Simple but important values that provides an overview from a given data.

In [None]:
# input data
input_data = '64630 11735 14216 99233 14470 4978 73429 38120 51135 67060 67060'

In [None]:
# splitting data into a list, and converting each to float type
input_list = input_data.split()
input_list = [ float(i) for i in input_list ]
input_list = sorted(input_list)

In [None]:
# defining a mean function
def mean(given_data):
  mean = 0
  for c in range( len(given_data) ):
    mean += given_data[c]
  mean /= len(given_data)
  return mean

In [None]:
# defining a median function
def median(given_data):
  median = 0
  if len(given_data) % 2 != 0:
    median = given_data[int(( len(given_data) - 1) / 2)]
  else:
    median = ( given_data[int(( len(given_data) - 1) / 2)] + given_data[int( len(given_data) / 2)] ) / 2
  return median

In [None]:
# defining a mode function
# returns a list of 3 values:
#   - mode: if existent, else returns 'null'
#   - mode_counter: how many times the mode repeats on the set, 'null' if there is no mode
#   - mode_multi: 1 if there is a mode, more than 1 if there are multiple modes, otherwise 'null'
def mode(given_data):
  mode = given_data[0]
  mode_counter = given_data.count(given_data[0])
  mode_multi = 1
  for c in range(1, len(given_data) ):
    if given_data.count(given_data[c]) > mode_counter:
      mode = given_data[c]
      mode_counter = given_data.count(given_data[c])
      mode_multi = 1
    elif given_data.count(given_data[c]) == mode_counter:
      mode_multi += 1
  if mode_counter == 1:
    mode = '--null--'
    mode_counter = '--null--'
    mode_multi = '--null--'
  else:
    mode_multi = int(mode_multi ** 0.5)
    if mode_multi > 1:
      mode = '--multiple--'
  return [mode, mode_counter, mode_multi]

In [None]:
print('Mean is equal to {}'.format( round( mean(input_list), 1)))
print('Median is equal to {}'.format( round( median(input_list), 1)))
mode_info = mode(input_list)
print('There is(are) {} mode(s).
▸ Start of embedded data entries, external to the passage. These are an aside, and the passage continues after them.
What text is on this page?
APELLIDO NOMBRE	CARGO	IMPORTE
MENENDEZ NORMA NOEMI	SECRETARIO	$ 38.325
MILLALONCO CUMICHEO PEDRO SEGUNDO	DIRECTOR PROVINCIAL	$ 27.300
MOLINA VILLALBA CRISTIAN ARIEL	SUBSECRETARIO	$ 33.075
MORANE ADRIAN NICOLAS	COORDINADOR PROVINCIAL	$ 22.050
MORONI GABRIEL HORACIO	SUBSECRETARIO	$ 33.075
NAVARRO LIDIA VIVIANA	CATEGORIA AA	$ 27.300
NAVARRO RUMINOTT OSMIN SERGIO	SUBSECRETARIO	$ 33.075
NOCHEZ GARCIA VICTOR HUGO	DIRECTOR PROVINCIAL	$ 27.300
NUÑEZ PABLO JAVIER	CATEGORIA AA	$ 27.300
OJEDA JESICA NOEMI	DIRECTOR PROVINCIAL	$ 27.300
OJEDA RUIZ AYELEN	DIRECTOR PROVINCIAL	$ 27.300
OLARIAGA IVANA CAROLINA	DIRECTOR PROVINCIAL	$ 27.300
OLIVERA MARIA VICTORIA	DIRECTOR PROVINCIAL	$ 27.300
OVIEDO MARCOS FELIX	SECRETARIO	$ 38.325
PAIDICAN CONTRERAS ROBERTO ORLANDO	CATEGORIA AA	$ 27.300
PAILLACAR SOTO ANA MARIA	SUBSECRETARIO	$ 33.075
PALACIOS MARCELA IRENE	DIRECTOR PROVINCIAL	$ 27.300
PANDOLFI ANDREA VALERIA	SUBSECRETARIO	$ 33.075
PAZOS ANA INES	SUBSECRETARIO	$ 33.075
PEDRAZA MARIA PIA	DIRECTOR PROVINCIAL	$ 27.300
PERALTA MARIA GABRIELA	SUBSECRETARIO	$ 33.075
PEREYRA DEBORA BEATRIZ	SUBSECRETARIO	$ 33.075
Mode is equal to {} and this value repeats {} times'.format(mode_info[2], mode_info[0], mode_info[1]))

Mean is equal to 46006.0
Median is equal to 51135.0
There is(are) 1 mode(s). Mode is equal to 67060.0 and this value repeats 2 times


## Weighted Mean

When some values contribute more than others on the calculus of the average.

In [None]:
def weighted_mean(X, W):
  wm1 = wm2 = 0
  for c in range ( len( X )):
    wm1 += X[c] * W[c]
    wm2 += W[c]
  return ( wm1 / wm2 )

In [None]:
X = [10, 40, 30, 50, 20]
W = [1, 2, 3, 4, 5]
print('The weighted mean for this data is equal to {}'.format( round( weighted_mean(X, W) , 1) ))

The weighted mean for this data is equal to 32.0


## Standard Deviation

A measure of the amount of dispersion on the values.

In [None]:
def stdDev(arr):
  mean = sum(arr)/len(arr)
  var = 0
  for c in range( len(arr) ):
    var += (arr[c] - mean) ** 2
  var /= len(arr)
  return ( var**0.5 )

In [None]:
devi = stdDev(input_list)

print('Standard deviation is equal to {}'.format( round(devi, 1) ))

Standard deviation is equal to 29802.3


## Assuming a normal distribution, finding the % of the data that is:

*   Higher than 30,000
*   Higher than 40,000
*   Higher than 50,000

In [None]:
higher_30 = 1 - (1 + erf((30000 - mean(input_list) )/( stdDev(input_list) * (2**0.5)))) * 0.5
higher_40 = 1 - (1 + erf((40000 - mean(input_list) )/( stdDev(input_list) * (2**0.5)))) * 0.5
higher_50 = 1 - (1 + erf((50000 - mean(input_list) )/( stdDev(input_list) * (2**0.5)))) * 0.5

print('{}% of the data is higher than 30,000'.format( round(higher_30 * 100, 2) ))
print('{}% of the data is higher than 40,000'.format( round(higher_40 * 100, 2) ))
print('{}% of the data is higher than 50,000'.format( round(higher_50 * 100, 2) ))

70.44% of the data is higher than 30,000
57.99% of the data is higher than 40,000
44.67% of the data is higher than 50,000


## Covariance

A measure of the joint variability of two variables.

In [None]:
def covariance(data_a, data_y):
  n = len(data_a)
  mean_a = mean_b = 0
  for c in range(n):
    mean_a += data_a[c]
    mean_b += data_b[c]
  mean_a /= n
  mean_b /= n
  sum = 0
  for c in range(n):
    sum += (data_a[c] - mean_a) * (data_b[c] - mean_b)
  cov = sum / n
  return cov

In [None]:
data_a = [10, 9.8, 8, 7.8, 7.7, 7, 6, 5, 4, 2]
data_b = [200, 44, 32, 24, 22, 17, 15, 12, 8, 4]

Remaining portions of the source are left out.